Reimann Maximilian · Ständerat · Aargau · Fraktion der Schweizerischen Volkspartei · 2009-03-19
Wortprotokoll
Der Bundesrat plädiert hier für eine gewisse Zurückhaltung, insbesondere was die obere Grenze der künftigen Wasserzinsen angeht. Ich möchte noch ein anderes Argument anbringen, das auf der gleichen Linie liegt. Ich tue das aus der Sicht des Kantons Aargau, eines Wasserkantons par excellence.
Eigentlich müsste ich als Aargauer froh sein, wenn die Wasserzinsen möglichst hoch angesetzt werden, denn das erhöht die Staatseinnahmen und entlastet die Steuerpflichtigen. Aber auch ich plädiere für Masshalten, und zwar deshalb, weil ich eine möglichst rechtsgleiche Behandlung der Kantone bei den Wasserzinseinnahmen haben möchte. In dieser Beziehung ist der Aargau durch seine geografische Lage behindert. Die aargauischen Wasserkraftwerke sind zu einem grossen Teil Grenzkraftwerke, und gemäss bundesgerichtlicher Rechtsprechung kann der Kanton die Wasserzinsen nur im Einvernehmen mit dem deutschen Nachbarn erhöhen. Dieser Nachbar ist im vorliegenden Fall - ich möchte fast sagen: leider - nicht unser Spezialfreund in Berlin, Bundesfinanzminister Steinbrück, sondern das Land Baden-Württemberg. Freund Steinbrück wäre, um seine angeschlagene Bundeskasse - zu Recht - mit allen Mitteln zu sanieren, wohl auf möglichst hohe Wasserzinsen aus. Nicht so hingegen die sparsamen, bürgerfreundlichen Baden-Württemberger: Sie sind für Masshalten und legten sich schon letztes Mal quer, als die Schweizer Partner das Wasserzinsmaximum erhöhen wollten. Es bedurfte intensiver Nachverhandlungen zwischen Bern und Stuttgart, um die Zustimmung für eine etappenweise Erhöhung der Wasserzinsen am Rhein zu erhalten.
Eine Ungleichbehandlung der Grenzkraftwerke gegenüber den übrigen Schweizer Kraftwerken ist sachlich aber in keiner Weise gerechtfertigt und auch politisch verfehlt.

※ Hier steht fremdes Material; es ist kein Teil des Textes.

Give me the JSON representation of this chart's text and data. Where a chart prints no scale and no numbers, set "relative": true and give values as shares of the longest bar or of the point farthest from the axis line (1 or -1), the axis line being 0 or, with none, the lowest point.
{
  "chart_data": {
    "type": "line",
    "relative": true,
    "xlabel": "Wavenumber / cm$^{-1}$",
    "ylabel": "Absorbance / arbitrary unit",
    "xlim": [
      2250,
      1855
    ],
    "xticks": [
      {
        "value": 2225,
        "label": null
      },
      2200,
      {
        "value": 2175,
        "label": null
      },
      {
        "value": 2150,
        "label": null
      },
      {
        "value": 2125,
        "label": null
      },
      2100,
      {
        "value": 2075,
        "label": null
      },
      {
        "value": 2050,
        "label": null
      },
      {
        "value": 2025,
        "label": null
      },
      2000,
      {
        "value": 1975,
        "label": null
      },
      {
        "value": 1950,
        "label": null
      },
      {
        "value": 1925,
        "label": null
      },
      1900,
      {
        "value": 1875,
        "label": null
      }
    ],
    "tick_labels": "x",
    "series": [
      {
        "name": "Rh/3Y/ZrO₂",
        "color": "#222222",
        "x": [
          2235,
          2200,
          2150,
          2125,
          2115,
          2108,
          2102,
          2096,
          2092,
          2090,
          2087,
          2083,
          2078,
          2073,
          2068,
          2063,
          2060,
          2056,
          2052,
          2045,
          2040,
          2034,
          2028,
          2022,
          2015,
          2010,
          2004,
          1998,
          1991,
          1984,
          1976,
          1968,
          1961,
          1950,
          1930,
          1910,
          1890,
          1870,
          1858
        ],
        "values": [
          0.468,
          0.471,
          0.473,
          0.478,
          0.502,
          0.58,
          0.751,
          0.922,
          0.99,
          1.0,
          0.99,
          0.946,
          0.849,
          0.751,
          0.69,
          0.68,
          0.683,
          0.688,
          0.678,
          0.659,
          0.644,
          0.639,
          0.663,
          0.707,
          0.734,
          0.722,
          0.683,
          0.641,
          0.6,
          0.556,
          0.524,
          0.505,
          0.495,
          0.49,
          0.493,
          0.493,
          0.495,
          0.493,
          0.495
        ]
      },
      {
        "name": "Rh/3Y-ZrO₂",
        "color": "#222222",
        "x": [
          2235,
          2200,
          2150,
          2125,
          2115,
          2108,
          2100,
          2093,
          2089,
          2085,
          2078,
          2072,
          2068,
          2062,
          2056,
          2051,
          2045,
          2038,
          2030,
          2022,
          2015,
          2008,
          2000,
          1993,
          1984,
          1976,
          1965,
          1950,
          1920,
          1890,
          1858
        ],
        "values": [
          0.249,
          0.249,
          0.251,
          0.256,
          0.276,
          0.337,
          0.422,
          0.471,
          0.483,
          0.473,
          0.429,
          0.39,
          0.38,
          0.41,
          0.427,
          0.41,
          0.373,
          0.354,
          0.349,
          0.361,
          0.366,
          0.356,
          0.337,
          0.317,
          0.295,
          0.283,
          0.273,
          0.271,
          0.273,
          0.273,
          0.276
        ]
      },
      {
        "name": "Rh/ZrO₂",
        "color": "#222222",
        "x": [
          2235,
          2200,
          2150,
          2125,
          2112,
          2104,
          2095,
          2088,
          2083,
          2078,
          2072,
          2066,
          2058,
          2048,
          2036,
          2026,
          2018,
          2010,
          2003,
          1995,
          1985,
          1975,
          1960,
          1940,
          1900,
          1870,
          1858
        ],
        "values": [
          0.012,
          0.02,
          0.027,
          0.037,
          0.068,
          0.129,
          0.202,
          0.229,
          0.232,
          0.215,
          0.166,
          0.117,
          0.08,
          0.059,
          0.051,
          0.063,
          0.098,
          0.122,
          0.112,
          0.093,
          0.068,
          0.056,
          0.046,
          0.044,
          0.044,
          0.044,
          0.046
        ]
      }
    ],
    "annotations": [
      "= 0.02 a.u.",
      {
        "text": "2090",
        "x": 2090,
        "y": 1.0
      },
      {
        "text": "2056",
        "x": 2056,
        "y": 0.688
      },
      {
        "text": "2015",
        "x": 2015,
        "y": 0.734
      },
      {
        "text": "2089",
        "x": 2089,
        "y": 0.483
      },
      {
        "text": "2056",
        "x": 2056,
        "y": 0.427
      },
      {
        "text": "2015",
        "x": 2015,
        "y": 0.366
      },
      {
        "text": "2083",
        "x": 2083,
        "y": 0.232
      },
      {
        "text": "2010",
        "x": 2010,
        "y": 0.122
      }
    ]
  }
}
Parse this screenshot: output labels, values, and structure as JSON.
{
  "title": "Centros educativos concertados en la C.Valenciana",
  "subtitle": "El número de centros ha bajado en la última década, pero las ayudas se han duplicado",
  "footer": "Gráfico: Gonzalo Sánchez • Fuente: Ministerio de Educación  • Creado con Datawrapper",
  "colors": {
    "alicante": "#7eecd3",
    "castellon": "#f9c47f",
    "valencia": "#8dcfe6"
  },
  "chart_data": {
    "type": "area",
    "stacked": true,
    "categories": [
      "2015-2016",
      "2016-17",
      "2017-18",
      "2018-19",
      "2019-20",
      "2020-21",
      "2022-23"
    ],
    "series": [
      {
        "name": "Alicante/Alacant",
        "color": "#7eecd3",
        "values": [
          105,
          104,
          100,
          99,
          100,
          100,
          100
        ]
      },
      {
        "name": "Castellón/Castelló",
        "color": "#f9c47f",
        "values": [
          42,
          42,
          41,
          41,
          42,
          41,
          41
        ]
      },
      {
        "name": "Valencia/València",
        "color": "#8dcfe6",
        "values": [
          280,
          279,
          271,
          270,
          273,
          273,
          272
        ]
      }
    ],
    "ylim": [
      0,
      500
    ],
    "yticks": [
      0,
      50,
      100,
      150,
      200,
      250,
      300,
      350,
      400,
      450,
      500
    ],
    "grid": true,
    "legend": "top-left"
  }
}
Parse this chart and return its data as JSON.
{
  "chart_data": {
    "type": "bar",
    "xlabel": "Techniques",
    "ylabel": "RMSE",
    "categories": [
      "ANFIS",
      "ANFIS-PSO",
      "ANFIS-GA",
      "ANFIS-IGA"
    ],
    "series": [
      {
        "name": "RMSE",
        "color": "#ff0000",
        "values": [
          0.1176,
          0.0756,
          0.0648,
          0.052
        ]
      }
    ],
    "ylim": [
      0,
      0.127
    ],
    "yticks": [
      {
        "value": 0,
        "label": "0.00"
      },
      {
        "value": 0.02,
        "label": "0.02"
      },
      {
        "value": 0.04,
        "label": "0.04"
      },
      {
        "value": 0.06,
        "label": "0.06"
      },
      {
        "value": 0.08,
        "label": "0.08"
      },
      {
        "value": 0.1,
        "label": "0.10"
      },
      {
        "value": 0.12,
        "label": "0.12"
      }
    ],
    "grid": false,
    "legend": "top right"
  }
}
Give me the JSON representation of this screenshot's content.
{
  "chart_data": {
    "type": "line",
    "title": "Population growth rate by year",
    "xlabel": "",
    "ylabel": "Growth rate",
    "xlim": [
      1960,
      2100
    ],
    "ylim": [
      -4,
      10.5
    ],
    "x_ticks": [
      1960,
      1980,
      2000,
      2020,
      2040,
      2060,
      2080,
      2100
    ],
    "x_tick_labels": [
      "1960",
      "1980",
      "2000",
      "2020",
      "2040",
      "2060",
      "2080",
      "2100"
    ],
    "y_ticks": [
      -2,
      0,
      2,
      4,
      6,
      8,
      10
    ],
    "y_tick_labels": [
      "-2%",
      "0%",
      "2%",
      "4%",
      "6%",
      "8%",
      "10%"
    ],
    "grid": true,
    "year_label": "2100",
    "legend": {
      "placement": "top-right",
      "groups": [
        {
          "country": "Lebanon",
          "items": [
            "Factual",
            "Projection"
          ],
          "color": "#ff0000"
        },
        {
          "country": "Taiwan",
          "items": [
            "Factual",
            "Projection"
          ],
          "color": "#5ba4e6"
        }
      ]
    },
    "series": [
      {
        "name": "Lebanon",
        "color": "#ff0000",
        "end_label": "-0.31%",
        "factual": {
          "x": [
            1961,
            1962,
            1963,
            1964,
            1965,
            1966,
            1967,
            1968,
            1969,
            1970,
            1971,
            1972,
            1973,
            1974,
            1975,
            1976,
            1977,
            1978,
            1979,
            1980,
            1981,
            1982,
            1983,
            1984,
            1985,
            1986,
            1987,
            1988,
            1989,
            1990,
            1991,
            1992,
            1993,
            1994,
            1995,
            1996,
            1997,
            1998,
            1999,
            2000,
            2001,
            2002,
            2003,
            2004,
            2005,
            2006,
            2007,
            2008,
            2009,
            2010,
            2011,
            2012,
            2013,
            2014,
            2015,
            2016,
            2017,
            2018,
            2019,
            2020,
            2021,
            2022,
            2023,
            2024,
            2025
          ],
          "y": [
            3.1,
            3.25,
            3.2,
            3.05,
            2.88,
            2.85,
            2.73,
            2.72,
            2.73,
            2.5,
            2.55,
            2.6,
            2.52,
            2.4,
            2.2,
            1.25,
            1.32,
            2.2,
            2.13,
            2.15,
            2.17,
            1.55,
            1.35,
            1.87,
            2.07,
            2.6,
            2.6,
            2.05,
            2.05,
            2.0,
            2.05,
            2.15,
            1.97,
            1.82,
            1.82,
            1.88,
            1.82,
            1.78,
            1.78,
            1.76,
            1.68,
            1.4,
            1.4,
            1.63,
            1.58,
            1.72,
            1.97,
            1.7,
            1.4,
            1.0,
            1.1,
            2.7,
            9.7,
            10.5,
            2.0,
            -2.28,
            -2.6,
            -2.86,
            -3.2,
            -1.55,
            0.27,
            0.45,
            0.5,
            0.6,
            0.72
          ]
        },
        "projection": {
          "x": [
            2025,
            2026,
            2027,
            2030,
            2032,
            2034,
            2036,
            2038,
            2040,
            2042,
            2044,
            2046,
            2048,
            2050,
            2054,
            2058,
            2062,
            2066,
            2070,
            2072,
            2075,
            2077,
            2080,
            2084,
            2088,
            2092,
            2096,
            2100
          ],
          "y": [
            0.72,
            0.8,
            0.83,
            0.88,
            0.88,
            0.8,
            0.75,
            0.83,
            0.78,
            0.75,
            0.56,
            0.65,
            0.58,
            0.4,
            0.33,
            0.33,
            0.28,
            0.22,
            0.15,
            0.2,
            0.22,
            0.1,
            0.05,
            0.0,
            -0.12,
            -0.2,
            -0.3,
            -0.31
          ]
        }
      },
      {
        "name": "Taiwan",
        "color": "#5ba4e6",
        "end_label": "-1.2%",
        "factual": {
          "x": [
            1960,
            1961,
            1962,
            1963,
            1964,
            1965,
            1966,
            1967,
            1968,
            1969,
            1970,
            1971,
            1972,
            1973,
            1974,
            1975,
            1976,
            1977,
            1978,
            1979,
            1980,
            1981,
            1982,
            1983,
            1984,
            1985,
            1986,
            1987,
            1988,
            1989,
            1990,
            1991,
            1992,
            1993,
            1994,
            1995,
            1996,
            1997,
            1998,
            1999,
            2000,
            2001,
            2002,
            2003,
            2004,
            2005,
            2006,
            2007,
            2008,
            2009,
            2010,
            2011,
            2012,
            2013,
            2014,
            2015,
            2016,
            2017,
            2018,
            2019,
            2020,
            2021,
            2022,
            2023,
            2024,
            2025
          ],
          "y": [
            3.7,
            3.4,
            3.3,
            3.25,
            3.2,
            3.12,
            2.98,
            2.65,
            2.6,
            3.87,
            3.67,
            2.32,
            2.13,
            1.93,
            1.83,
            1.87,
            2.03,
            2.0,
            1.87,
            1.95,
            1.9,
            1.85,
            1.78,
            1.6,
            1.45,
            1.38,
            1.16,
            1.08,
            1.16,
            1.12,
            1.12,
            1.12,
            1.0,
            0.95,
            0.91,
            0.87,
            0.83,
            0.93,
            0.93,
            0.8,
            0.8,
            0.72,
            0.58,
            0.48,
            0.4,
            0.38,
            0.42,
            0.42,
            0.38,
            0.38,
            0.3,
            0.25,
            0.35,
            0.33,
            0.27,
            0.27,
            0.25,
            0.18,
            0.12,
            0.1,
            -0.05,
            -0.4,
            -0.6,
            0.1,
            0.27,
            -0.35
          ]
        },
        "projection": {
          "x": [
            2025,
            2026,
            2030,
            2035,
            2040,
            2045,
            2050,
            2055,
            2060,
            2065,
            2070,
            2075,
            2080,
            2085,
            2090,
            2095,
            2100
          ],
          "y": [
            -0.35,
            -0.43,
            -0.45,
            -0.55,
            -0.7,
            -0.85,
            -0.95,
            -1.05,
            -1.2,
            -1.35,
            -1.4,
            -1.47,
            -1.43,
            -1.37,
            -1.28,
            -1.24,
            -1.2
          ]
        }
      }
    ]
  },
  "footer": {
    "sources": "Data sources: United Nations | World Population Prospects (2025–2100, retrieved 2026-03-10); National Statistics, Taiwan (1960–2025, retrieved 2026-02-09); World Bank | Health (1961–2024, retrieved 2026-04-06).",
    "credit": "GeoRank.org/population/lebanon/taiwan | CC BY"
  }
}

Gemäss der früheren, konstanten, über fünfzig Jahre dauernden und einvernehmlichen Praxis konnte die Schweiz die Wasserzinsen für die Kraftwerke am Rhein immer im gleichen Umfang wie für die Kraftwerke im Inland erhöhen, und die deutsche Seite war damit einverstanden. Es gibt daher auch aus der Sicht des internationalen Rechts keinen Grund, wieso Grenzkraftwerke mit tieferen Wasserzinsen belohnt werden sollten. Der Bundesrat sollte diesen Missstand, ich würde sagen: diese Rechtsungleichbehandlung, baldmöglichst beheben und rechtzeitig, mit Nachdruck und im Einvernehmen mit den betroffenen Kantonen das Gespräch mit Baden-Württemberg suchen und eine internationale Abstimmung finden.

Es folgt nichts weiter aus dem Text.